I’ve been analyzing this a bit with custom debug build of clang and while I don’t have any conclusive results, I see one problem at least, I think.

cindex38.py has a class like that:

class File(ClangObject):
    """
    The File class represents a particular source file that is part of a
    translation unit.
    """

    @property
    def name(self):
        """Return the complete file and path name of the file."""
        return conf.lib.clang_getCString(conf.lib.clang_getFileName(self)).decode('utf-8')

    def __str__(self):
        return self.name

    def __repr__(self):
        return "<File: %s>" % (self.name)

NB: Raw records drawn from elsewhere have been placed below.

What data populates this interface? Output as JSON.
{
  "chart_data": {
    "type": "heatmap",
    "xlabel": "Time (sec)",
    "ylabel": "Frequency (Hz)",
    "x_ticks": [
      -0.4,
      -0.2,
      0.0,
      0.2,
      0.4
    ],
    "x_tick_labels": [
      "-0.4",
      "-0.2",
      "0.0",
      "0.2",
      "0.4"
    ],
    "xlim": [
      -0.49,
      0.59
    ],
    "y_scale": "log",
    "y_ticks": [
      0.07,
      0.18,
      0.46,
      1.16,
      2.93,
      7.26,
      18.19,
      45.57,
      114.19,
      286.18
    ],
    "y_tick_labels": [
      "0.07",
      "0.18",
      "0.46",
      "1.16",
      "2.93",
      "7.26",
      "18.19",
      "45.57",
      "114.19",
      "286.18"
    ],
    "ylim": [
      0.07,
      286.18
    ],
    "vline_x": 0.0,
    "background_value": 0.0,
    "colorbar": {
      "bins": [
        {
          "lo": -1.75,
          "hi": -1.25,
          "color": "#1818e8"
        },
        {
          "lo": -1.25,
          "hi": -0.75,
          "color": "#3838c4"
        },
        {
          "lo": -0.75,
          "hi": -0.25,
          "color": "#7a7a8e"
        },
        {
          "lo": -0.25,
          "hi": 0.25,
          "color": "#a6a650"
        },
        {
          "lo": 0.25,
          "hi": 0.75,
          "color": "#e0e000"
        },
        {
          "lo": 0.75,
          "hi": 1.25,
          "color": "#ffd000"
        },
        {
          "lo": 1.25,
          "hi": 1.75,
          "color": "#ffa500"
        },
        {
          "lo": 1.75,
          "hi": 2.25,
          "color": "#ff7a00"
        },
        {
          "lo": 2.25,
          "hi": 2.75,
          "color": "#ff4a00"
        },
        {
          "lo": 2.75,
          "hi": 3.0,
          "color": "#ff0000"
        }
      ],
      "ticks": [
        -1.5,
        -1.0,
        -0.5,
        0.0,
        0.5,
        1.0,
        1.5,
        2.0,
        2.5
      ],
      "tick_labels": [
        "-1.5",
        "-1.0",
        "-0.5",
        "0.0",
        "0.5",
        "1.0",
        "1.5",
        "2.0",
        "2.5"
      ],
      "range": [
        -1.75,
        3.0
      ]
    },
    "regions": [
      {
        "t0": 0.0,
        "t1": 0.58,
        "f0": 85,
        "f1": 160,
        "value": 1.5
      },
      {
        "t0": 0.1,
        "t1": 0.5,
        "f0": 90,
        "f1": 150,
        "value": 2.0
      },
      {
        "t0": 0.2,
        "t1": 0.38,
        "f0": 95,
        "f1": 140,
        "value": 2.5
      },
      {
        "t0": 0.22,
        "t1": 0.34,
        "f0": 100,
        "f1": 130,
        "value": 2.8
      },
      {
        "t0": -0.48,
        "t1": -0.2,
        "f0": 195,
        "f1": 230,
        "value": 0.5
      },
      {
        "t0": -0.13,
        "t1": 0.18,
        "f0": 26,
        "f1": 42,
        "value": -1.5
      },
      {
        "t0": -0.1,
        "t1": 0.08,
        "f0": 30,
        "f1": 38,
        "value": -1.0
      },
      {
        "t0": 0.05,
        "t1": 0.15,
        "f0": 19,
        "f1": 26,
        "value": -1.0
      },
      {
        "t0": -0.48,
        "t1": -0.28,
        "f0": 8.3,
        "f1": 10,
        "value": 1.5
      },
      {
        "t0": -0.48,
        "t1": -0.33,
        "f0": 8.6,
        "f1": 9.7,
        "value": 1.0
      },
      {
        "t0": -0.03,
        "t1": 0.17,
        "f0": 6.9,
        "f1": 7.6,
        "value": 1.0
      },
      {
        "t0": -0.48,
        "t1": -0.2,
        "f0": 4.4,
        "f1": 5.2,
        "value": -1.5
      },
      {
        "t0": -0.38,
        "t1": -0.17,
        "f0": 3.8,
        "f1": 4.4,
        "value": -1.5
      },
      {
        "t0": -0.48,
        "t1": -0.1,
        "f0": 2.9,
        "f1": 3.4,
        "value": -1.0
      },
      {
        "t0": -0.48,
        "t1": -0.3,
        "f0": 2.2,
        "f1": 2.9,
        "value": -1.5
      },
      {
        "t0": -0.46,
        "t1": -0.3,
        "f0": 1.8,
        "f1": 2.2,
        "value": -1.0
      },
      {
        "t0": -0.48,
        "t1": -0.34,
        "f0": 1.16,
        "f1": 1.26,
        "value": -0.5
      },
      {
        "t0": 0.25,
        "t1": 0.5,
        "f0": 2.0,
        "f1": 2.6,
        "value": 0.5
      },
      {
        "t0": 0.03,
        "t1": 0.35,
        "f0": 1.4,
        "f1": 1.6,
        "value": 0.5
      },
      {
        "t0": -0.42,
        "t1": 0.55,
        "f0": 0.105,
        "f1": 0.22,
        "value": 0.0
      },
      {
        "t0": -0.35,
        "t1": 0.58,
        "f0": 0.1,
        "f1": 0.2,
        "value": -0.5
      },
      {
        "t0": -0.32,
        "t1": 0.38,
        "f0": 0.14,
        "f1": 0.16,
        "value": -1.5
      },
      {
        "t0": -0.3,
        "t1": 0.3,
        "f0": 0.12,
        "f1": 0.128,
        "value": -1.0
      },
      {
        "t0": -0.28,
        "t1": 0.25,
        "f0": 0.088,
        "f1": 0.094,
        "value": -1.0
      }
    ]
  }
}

Now, getting the name property of the File instance, passes self to clang API. It seems like in Sublime’s Python this triggers __repr__ on the instance, which accesses self.name again, causing infinite loop and stack overflow.
That must happen inside Ctypes as I can’t see that loop happening when adding print’s in the __repr__. But it works if I don’t use self.name in __repr__.

conf.lib.clang_getFileName() implementation in libclang.dll is never called in this case so the infinite loop must trigger before that libclang API is invoked.

I could probably tell much more if I would have sublime’s python3.dll debug build with symbols, but it’s probably not an option. I also have custom standalone build of python3 so I could compare code paths easily then.